A brazenly outrageous bit of counter-programming to the summer's more polite late August fare, the movie could be called Eat Prey Gush. French director Alexandre Aja ( High Tension, The Hills Have Eyes) finds the right tongue-in-cheek tone, with a self-aware sense of the movie's absurdity. Piranha 3D is more funny than disgusting, even when screen fills with half-nude swimmers, bobbing like human dumplings in a roiling vat of borscht. This isn't just sick, it's clas-sick!
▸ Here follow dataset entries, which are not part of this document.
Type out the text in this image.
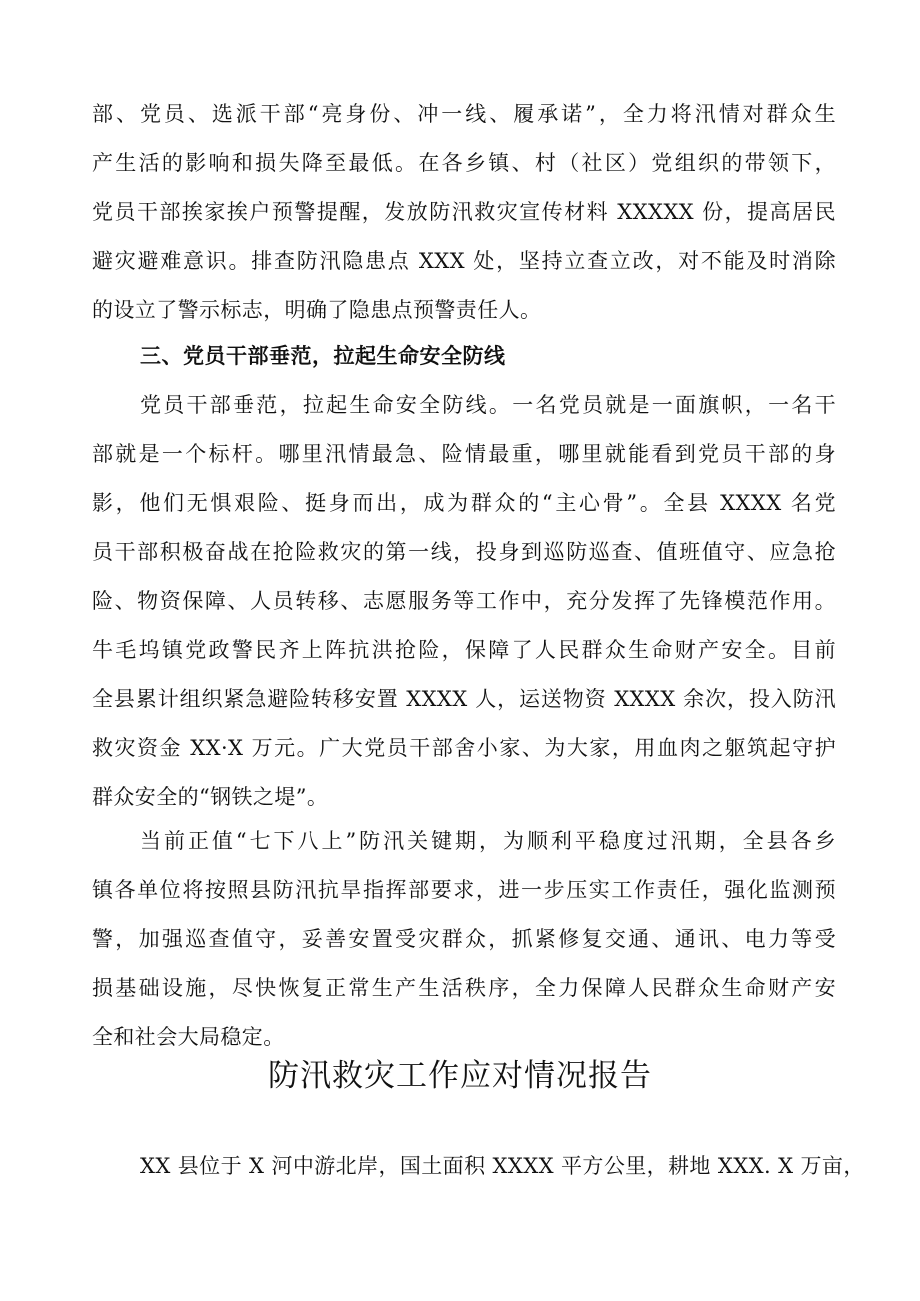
部、党员、选派干部“亮身份、冲一线、履承诺”，全力将汛情对群众生
产生活的影响和损失降至最低。在各乡镇、村（社区）党组织的带领下，
党员干部挨家挨户预警提醒，发放防汛救灾宣传材料 XXXXX 份，提高居民
避灾避难意识。排查防汛隐患点 XXX 处，坚持立查立改，对不能及时消除
的设立了警示标志，明确了隐患点预警责任人。
三、党员干部垂范，拉起生命安全防线
党员干部垂范，拉起生命安全防线。一名党员就是一面旗帜，一名干
部就是一个标杆。哪里汛情最急、险情最重，哪里就能看到党员干部的身
影，他们无惧艰险、挺身而出，成为群众的“主心骨”。全县 XXXX 名党
员干部积极奋战在抢险救灾的第一线，投身到巡防巡查、值班值守、应急抢
险、物资保障、人员转移、志愿服务等工作中，充分发挥了先锋模范作用。
牛毛坞镇党政警民齐上阵抗洪抢险，保障了人民群众生命财产安全。目前
全县累计组织紧急避险转移安置 XXXX 人，运送物资 XXXX 余次，投入防汛
救灾资金 XX·X 万元。广大党员干部舍小家、为大家，用血肉之躯筑起守护
群众安全的“钢铁之堤”。
当前正值“七下八上”防汛关键期，为顺利平稳度过汛期，全县各乡
镇各单位将按照县防汛抗旱指挥部要求，进一步压实工作责任，强化监测预
警，加强巡查值守，妥善安置受灾群众，抓紧修复交通、通讯、电力等受
损基础设施，尽快恢复正常生产生活秩序，全力保障人民群众生命财产安
全和社会大局稳定。
防汛救灾工作应对情况报告
XX 县位于 X 河中游北岸，国土面积 XXXX 平方公里，耕地 XXX. X 万亩，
The script by Peter Goldfinger and Josh Stolberg ( The Sorority Killings) riffs off the original 1975 summer blockbuster, Stephen Spielberg's Jaws, and the original Piranha, a Roger Corman-produced 1978 mini-Jaws parody. There are even a few actors you might know, including Leaving Las Vegas Oscar-winner Elizabeth Shue, looking MILF-y (as in Mother I'd like to Fish with) in a form-clinging khaki law-enforcement uniform, as Sheriff Forester. Along with her deputy (Ving Rhames), she's trying to retain order in the community as hordes of drunken, randy college kids on Spring Break descend on the resort town of Lake Victoria, Arizona.
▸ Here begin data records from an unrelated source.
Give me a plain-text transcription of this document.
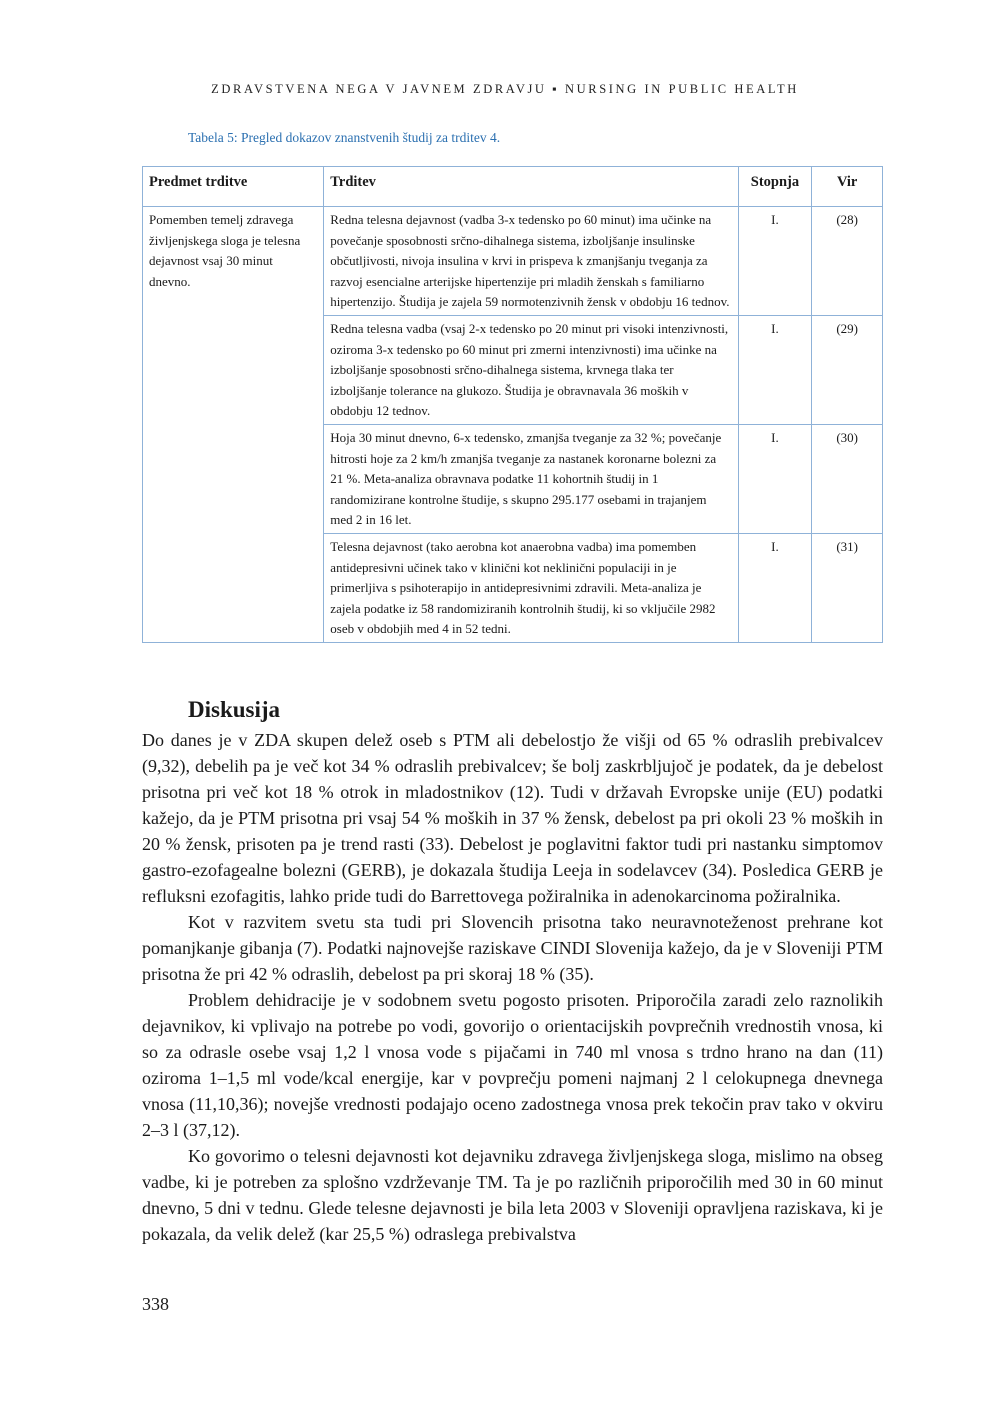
ZDRAVSTVENA NEGA V JAVNEM ZDRAVJU ▪ NURSING IN PUBLIC HEALTH
Tabela 5: Pregled dokazov znanstvenih študij za trditev 4.
Predmet trditve	Trditev	Stopnja	Vir
Pomemben temelj zdravega življenjskega sloga je telesna dejavnost vsaj 30 minut dnevno.	Redna telesna dejavnost (vadba 3-x tedensko po 60 minut) ima učinke na povečanje sposobnosti srčno-dihalnega sistema, izboljšanje insulinske občutljivosti, nivoja insulina v krvi in prispeva k zmanjšanju tveganja za razvoj esencialne arterijske hipertenzije pri mladih ženskah s familiarno hipertenzijo. Študija je zajela 59 normotenzivnih žensk v obdobju 16 tednov.	I.	(28)
	Redna telesna vadba (vsaj 2-x tedensko po 20 minut pri visoki intenzivnosti, oziroma 3-x tedensko po 60 minut pri zmerni intenzivnosti) ima učinke na izboljšanje sposobnosti srčno-dihalnega sistema, krvnega tlaka ter izboljšanje tolerance na glukozo. Študija je obravnavala 36 moških v obdobju 12 tednov.	I.	(29)
	Hoja 30 minut dnevno, 6-x tedensko, zmanjša tveganje za 32 %; povečanje hitrosti hoje za 2 km/h zmanjša tveganje za nastanek koronarne bolezni za 21 %. Meta-analiza obravnava podatke 11 kohortnih študij in 1 randomizirane kontrolne študije, s skupno 295.177 osebami in trajanjem med 2 in 16 let.	I.	(30)
	Telesna dejavnost (tako aerobna kot anaerobna vadba) ima pomemben antidepresivni učinek tako v klinični kot neklinični populaciji in je primerljiva s psihoterapijo in antidepresivnimi zdravili. Meta-analiza je zajela podatke iz 58 randomiziranih kontrolnih študij, ki so vključile 2982 oseb v obdobjih med 4 in 52 tedni.	I.	(31)
Diskusija

Do danes je v ZDA skupen delež oseb s PTM ali debelostjo že višji od 65 % odraslih prebivalcev (9,32), debelih pa je več kot 34 % odraslih prebivalcev; še bolj zaskrbljujoč je podatek, da je debelost prisotna pri več kot 18 % otrok in mladostnikov (12). Tudi v državah Evropske unije (EU) podatki kažejo, da je PTM prisotna pri vsaj 54 % moških in 37 % žensk, debelost pa pri okoli 23 % moških in 20 % žensk, prisoten pa je trend rasti (33). Debelost je poglavitni faktor tudi pri nastanku simptomov gastro-ezofagealne bolezni (GERB), je dokazala študija Leeja in sodelavcev (34). Posledica GERB je refluksni ezofagitis, lahko pride tudi do Barrettovega požiralnika in adenokarcinoma požiralnika.

Kot v razvitem svetu sta tudi pri Slovencih prisotna tako neuravnoteženost prehrane kot pomanjkanje gibanja (7). Podatki najnovejše raziskave CINDI Slovenija kažejo, da je v Sloveniji PTM prisotna že pri 42 % odraslih, debelost pa pri skoraj 18 % (35).

Problem dehidracije je v sodobnem svetu pogosto prisoten. Priporočila zaradi zelo raznolikih dejavnikov, ki vplivajo na potrebe po vodi, govorijo o orientacijskih povprečnih vrednostih vnosa, ki so za odrasle osebe vsaj 1,2 l vnosa vode s pijačami in 740 ml vnosa s trdno hrano na dan (11) oziroma 1–1,5 ml vode/kcal energije, kar v povprečju pomeni najmanj 2 l celokupnega dnevnega vnosa (11,10,36); novejše vrednosti podajajo oceno zadostnega vnosa prek tekočin prav tako v okviru 2–3 l (37,12).

Ko govorimo o telesni dejavnosti kot dejavniku zdravega življenjskega sloga, mislimo na obseg vadbe, ki je potreben za splošno vzdrževanje TM. Ta je po različnih priporočilih med 30 in 60 minut dnevno, 5 dni v tednu. Glede telesne dejavnosti je bila leta 2003 v Sloveniji opravljena raziskava, ki je pokazala, da velik delež (kar 25,5 %) odraslega prebivalstva

338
The single-mom sheriff has a 17-year-old son. Jake ( Vampire Diaries star Steven R. McQueen, grandson of the sixties action star of the same name) and a couple of bait-sized little blonde children who Jake is supposed to babysit. Instead, Jake decides to go on a yacht trip as a location scout for a sleazeball film director (Jerry O'Connell), in a Girls Gone Wild-style video shoot. Jake's joined by his almost girlfriend, Kelly (Jessica Szohr), who wants to protect him from the giant-breasted maneater in the film's cast, including British pin-up Kelly Brooks.
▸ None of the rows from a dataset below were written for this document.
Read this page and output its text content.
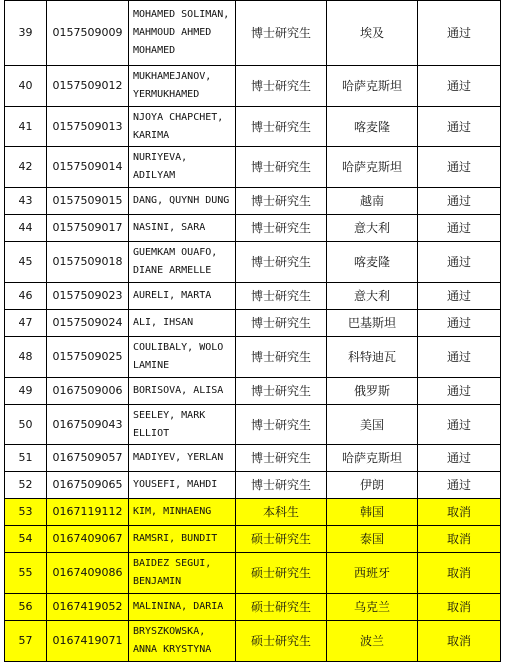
39	0157509009	MOHAMED SOLIMAN,
MAHMOUD AHMED
MOHAMED	博士研究生	埃及	通过
40	0157509012	MUKHAMEJANOV,
YERMUKHAMED	博士研究生	哈萨克斯坦	通过
41	0157509013	NJOYA CHAPCHET,
KARIMA	博士研究生	喀麦隆	通过
42	0157509014	NURIYEVA,
ADILYAM	博士研究生	哈萨克斯坦	通过
43	0157509015	DANG, QUYNH DUNG	博士研究生	越南	通过
44	0157509017	NASINI, SARA	博士研究生	意大利	通过
45	0157509018	GUEMKAM OUAFO,
DIANE ARMELLE	博士研究生	喀麦隆	通过
46	0157509023	AURELI, MARTA	博士研究生	意大利	通过
47	0157509024	ALI, IHSAN	博士研究生	巴基斯坦	通过
48	0157509025	COULIBALY, WOLO
LAMINE	博士研究生	科特迪瓦	通过
49	0167509006	BORISOVA, ALISA	博士研究生	俄罗斯	通过
50	0167509043	SEELEY, MARK
ELLIOT	博士研究生	美国	通过
51	0167509057	MADIYEV, YERLAN	博士研究生	哈萨克斯坦	通过
52	0167509065	YOUSEFI, MAHDI	博士研究生	伊朗	通过
53	0167119112	KIM, MINHAENG	本科生	韩国	取消
54	0167409067	RAMSRI, BUNDIT	硕士研究生	泰国	取消
55	0167409086	BAIDEZ SEGUI,
BENJAMIN	硕士研究生	西班牙	取消
56	0167419052	MALININA, DARIA	硕士研究生	乌克兰	取消
57	0167419071	BRYSZKOWSKA,
ANNA KRYSTYNA	硕士研究生	波兰	取消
Notable cameos include Christopher Lloyd as a wild-eyed ichthyologist, (essentially reprising his Doc Brown role from Back to the Future) and, in a brief cameo, Richard Dreyfuss, star of the original Jaws. Adam Scott, hiding behind oversized glasses and beard, plays the equivalent to Dreyfuss's scientist character here, offering such insights as: "There are thousands of them and they're pissed."

The actors, except for O'Connell, play it as a straight thriller though suspense isn't too important here. Neither do the 3D effects feel particularly essential. The piranhas, which resemble saw-toothed penises, torpedo the camera occasionally but typically, the depth effects are used for various body expulsions (barfing into the camera, for example) as part of the overall comic gross-out goal.

Still, director Aja cannot be accused of a complete lack of restraint. Though there are few anatomical parts that escape the teeth of terror, I can't recall any moment, in the whole swirling red miasma, when the 3D piranhas and triple-D breasts meet directly. Some flesh is just too sacred.